I will assume you are talking about rotations in $\mathbb{R}^3$. First note that a rotation about an axis of angle $\theta$ and a rotation about the same axis of angle $-\theta$ have the same symmetric parts. But apart from this ambiguity, it is possible to reconstruct the skew-symmetric part of a rotation matrix (up to a sign) by only knowing the symmetric part. Thus one can reconstruct the whole rotation matrix (apart from this ambiguity above) from the symmetric part.
Proof:
Case 1: $\operatorname{sym}(R)-I \neq 0$.
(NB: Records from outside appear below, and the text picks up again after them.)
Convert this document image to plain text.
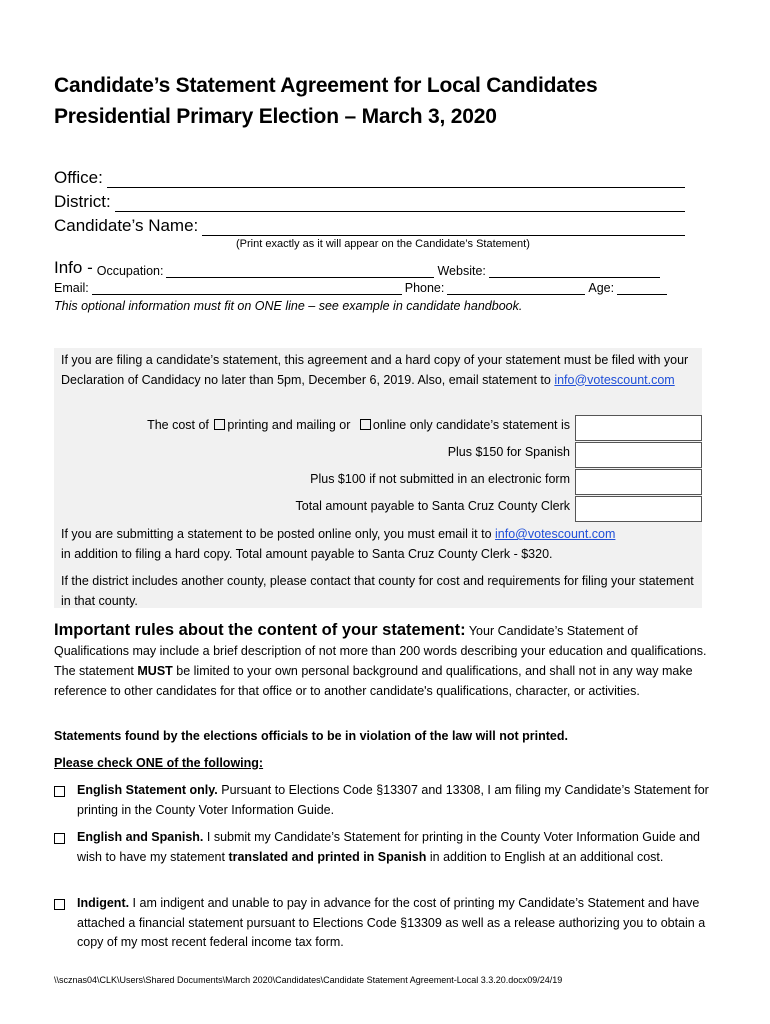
Candidate’s Statement Agreement for Local Candidates
Presidential Primary Election – March 3, 2020
Office:
District:
Candidate’s Name:
(Print exactly as it will appear on the Candidate’s Statement)
Info - Occupation:	Website:
Email:	Phone:	Age:
This optional information must fit on ONE line – see example in candidate handbook.
If you are filing a candidate’s statement, this agreement and a hard copy of your statement must be filed with your Declaration of Candidacy no later than 5pm, December 6, 2019. Also, email statement to info@votescount.com
The cost of printing and mailing or online only candidate’s statement is
Plus $150 for Spanish
Plus $100 if not submitted in an electronic form
Total amount payable to Santa Cruz County Clerk
If you are submitting a statement to be posted online only, you must email it to info@votescount.com
in addition to filing a hard copy. Total amount payable to Santa Cruz County Clerk - $320.
If the district includes another county, please contact that county for cost and requirements for filing your statement in that county.
Important rules about the content of your statement: Your Candidate’s Statement of Qualifications may include a brief description of not more than 200 words describing your education and qualifications. The statement MUST be limited to your own personal background and qualifications, and shall not in any way make reference to other candidates for that office or to another candidate's qualifications, character, or activities.
Statements found by the elections officials to be in violation of the law will not printed.
Please check ONE of the following:
English Statement only. Pursuant to Elections Code §13307 and 13308, I am filing my Candidate’s Statement for printing in the County Voter Information Guide.
English and Spanish. I submit my Candidate’s Statement for printing in the County Voter Information Guide and wish to have my statement translated and printed in Spanish in addition to English at an additional cost.
Indigent. I am indigent and unable to pay in advance for the cost of printing my Candidate’s Statement and have attached a financial statement pursuant to Elections Code §13309 as well as a release authorizing you to obtain a copy of my most recent federal income tax form.
\\scznas04\CLK\Users\Shared Documents\March 2020\Candidates\Candidate Statement Agreement-Local 3.3.20.docx09/24/19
By Rodrigues formula, $\operatorname{sym}(R)-I = (1-\operatorname{cos}(\theta))S^2(v)$. For a square matrix $A$, you can define its norm by $||A||^2 = \frac{1}{2} Tr(A^TA)$. Then by normalizing $\operatorname{sym}(R)-I$, one gets rid of $1-\operatorname{cos}(\theta)$, and gets $S^2(v)$.
The kernel of $S^2(v)$ is the axis of rotation. It remains to recover $\operatorname{sin}(\theta)$, up to a sign. Well, in $\operatorname{sym}(R)-I$, the factor multiplying $S^2(v)$ is $1-\operatorname{cos}(\theta)$, so $\operatorname{cos}(\theta)$ is known, and from it we can get $\operatorname{sin}(\theta)$ up to a sign.
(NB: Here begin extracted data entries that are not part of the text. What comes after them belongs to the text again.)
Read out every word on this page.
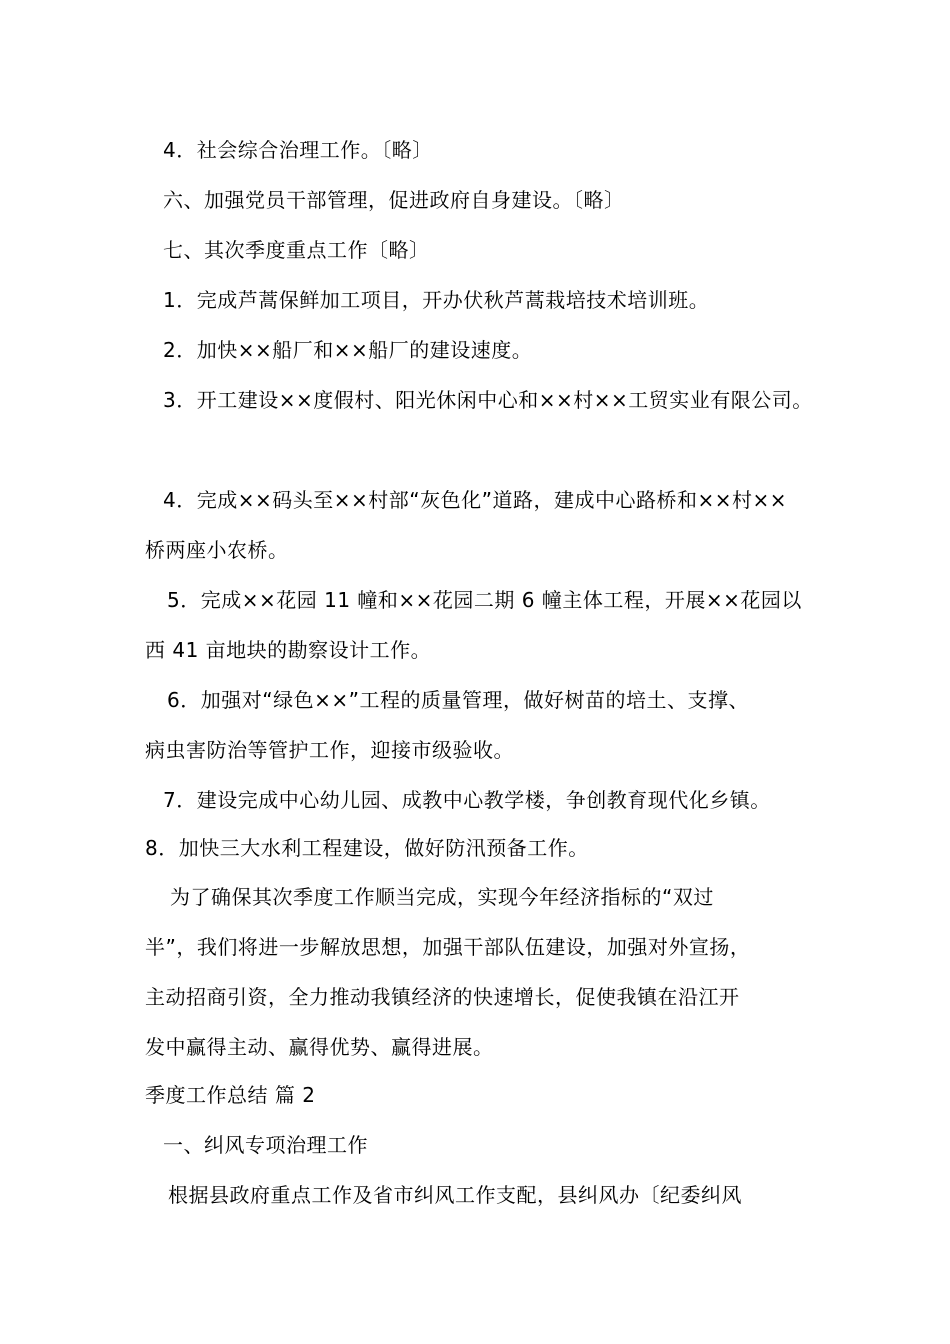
4．社会综合治理工作。〔略〕
六、加强党员干部管理，促进政府自身建设。〔略〕
七、其次季度重点工作〔略〕
1．完成芦蒿保鲜加工项目，开办伏秋芦蒿栽培技术培训班。
2．加快××船厂和××船厂的建设速度。
3．开工建设××度假村、阳光休闲中心和××村××工贸实业有限公司。
4．完成××码头至××村部“灰色化”道路，建成中心路桥和××村××
桥两座小农桥。
5．完成××花园 11 幢和××花园二期 6 幢主体工程，开展××花园以
西 41 亩地块的勘察设计工作。
6．加强对“绿色××”工程的质量管理，做好树苗的培土、支撑、
病虫害防治等管护工作，迎接市级验收。
7．建设完成中心幼儿园、成教中心教学楼，争创教育现代化乡镇。
8．加快三大水利工程建设，做好防汛预备工作。
为了确保其次季度工作顺当完成，实现今年经济指标的“双过
半”，我们将进一步解放思想，加强干部队伍建设，加强对外宣扬，
主动招商引资，全力推动我镇经济的快速增长，促使我镇在沿江开
发中赢得主动、赢得优势、赢得进展。
季度工作总结 篇 2
一、纠风专项治理工作
根据县政府重点工作及省市纠风工作支配，县纠风办〔纪委纠风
Case 2: $\operatorname{sym}(R)-I=0$
By Rodrigues formula, this corresponds to $\operatorname{cos}(\theta) = 1$, i.e. to $R = I$. This finishes the proof.
Best Answer
Rodrigues formula is:
$v′=(\cos \theta)v + (\sin \theta)b \times v + (1− \cos \theta) b (b \cdot v)$
Using the fact that:
$b \times (b \times v)=b(b \cdot v)−v(b \cdot b)$
Using $\|b\| = 1$:
$b \times (b \times v)=b(b \cdot v)−v$
$(1− \cos \theta) b \times (b \times v) = (1− \cos \theta)b (b \cdot v) − v + (\cos \theta) v$
Now we need to accomodate those terms in Rodrigues formula:
$v′= v + (\sin \theta)b \times v + (1− \cos \theta ) b (b \cdot v) − v + (\cos \theta) v $
Replacing:
$v′= v + (\sin \theta)b \times v + (1− \cos \theta) b \times (b \times v)$
Now you can apply the matrix identities:
$K v = b \times v$
$K^2 v = b \times (b \times v)$
To get:
$v′= v + (\sin \theta)K v + (1− \cos \theta) K^2 v$
Finally, you can factor out $v$ to get the matrix $R$:
$v′= R v$
$R = I + (\sin \theta)K + (1− \cos \theta) K^2$